Drew chuckles. “Oh, Cate, I think she’d get so into it.”
“Most likely. You two are terrible.” I shake my head at them and leave the two of them alone. Ben is good for Drew. He gets his mind off things and relaxes when Ben is around. And Ben is coming around a whole lot these days.
The following week, Drew’s doctors deem him strong enough and ready for the surgery. The limbo I’ve been surviving in ends much too abruptly for my liking. But Drew is ready to get the dog and pony show on the road, as he says.
“Are you scared?” I ask him the night before.
“Not of the procedure itself. I’ve been through it once, so I know what to expect. I’m afraid they’ll either find more inside than the scans showed, or they won’t be able to grab it all.”
“I’ll be brave for the both of us,” I tell him, which is a big fat lie. I’m so afraid I can’t eat or sleep.
In the morning, we arrive at the hospital and things run as expected. My support team is there: Ben, Jenna, my parents, and Drew’s parents. Jenna holds my hand the whole time during the five-hour surgery, and Ben never sits down. As close as Jenna and I are, Ben and I have really bonded over the last month or so. He is every bit as worried and scared as I am. I glance at Letty and Ray and my heart plunges into my guts. I can’t imagine being in their shoes, having your only child go through cancer treatment like this. A sudden urge hits me and I run to Letty and throw myself at her, burying my face in her lap, my arms wrapped around her. She must think I’m a lunatic, but I can’t help myself.
Her arms wrap around me and we try to comfort each other. I’m not even sure how long we stay like this, but eventually Drew’s surgical team makes an appearance.

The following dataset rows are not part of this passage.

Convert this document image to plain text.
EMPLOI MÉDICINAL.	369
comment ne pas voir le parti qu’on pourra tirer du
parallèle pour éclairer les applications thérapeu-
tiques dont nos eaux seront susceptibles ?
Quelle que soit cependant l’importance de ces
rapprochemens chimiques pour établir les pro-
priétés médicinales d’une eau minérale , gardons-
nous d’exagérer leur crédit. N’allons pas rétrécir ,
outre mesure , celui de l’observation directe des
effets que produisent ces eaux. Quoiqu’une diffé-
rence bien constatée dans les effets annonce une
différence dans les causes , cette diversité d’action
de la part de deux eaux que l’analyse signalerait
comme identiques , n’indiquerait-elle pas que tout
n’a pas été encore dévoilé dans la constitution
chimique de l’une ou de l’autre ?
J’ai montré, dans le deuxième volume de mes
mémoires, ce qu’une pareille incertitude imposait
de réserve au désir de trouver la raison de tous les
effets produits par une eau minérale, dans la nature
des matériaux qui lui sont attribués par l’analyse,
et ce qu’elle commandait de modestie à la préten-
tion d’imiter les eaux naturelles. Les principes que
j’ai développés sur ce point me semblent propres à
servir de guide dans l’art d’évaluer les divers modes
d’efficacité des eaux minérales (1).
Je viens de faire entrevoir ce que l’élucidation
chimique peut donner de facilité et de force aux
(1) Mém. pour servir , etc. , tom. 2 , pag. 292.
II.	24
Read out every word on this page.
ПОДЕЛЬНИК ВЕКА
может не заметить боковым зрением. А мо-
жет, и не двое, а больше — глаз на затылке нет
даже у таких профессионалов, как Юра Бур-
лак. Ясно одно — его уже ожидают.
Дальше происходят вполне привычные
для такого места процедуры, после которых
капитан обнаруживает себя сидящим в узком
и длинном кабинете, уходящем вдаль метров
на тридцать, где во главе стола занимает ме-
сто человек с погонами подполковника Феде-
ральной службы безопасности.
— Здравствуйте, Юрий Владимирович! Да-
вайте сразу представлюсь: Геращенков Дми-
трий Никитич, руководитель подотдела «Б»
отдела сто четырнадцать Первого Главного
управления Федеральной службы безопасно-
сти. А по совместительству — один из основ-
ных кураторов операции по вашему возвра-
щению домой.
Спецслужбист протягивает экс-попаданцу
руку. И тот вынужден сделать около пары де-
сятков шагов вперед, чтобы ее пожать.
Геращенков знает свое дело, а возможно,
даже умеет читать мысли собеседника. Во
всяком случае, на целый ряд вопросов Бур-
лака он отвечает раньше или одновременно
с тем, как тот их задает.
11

Dr. Rosenberg also shows up, which is weird. This can’t be good.
The head surgeon, Dr. Sherman, leads the talk. “Surgery went well. Drew’s in recovery and he’ll be fine. We had to take the entire lung. It was peppered with mets. When we got into the lobe we thought was affected, we decided to check further and it soon became clear that we were dealing with a more aggressive situation here. We also had to resect more bone than we initially thought. So now it’s a wait and see.”
“So he can live with one lung, right?” I may sound stupid, but I don’t know these things.
“Oh, yeah. He’ll adapt. Most people only use a percentage of their lung capacity as it is.”
“Oh, okay. And what about more chemo?”
Dr. Rosenberg says, “We’re going to have to switch that again, since we didn’t get the results we sought. But we’ll discuss that after Drew recovers. Our goal now is to get him healed up after the surgery and out of the hospital.”
All of us, Ben, Letty, my parents, Jenna, and myself look like deer in the headlights. Everyone except Ray. Being a doctor, he knows what’s going on. He gets it. But I don’t want to ask. Because I want to bury my head in the sand and pretend none of this happened.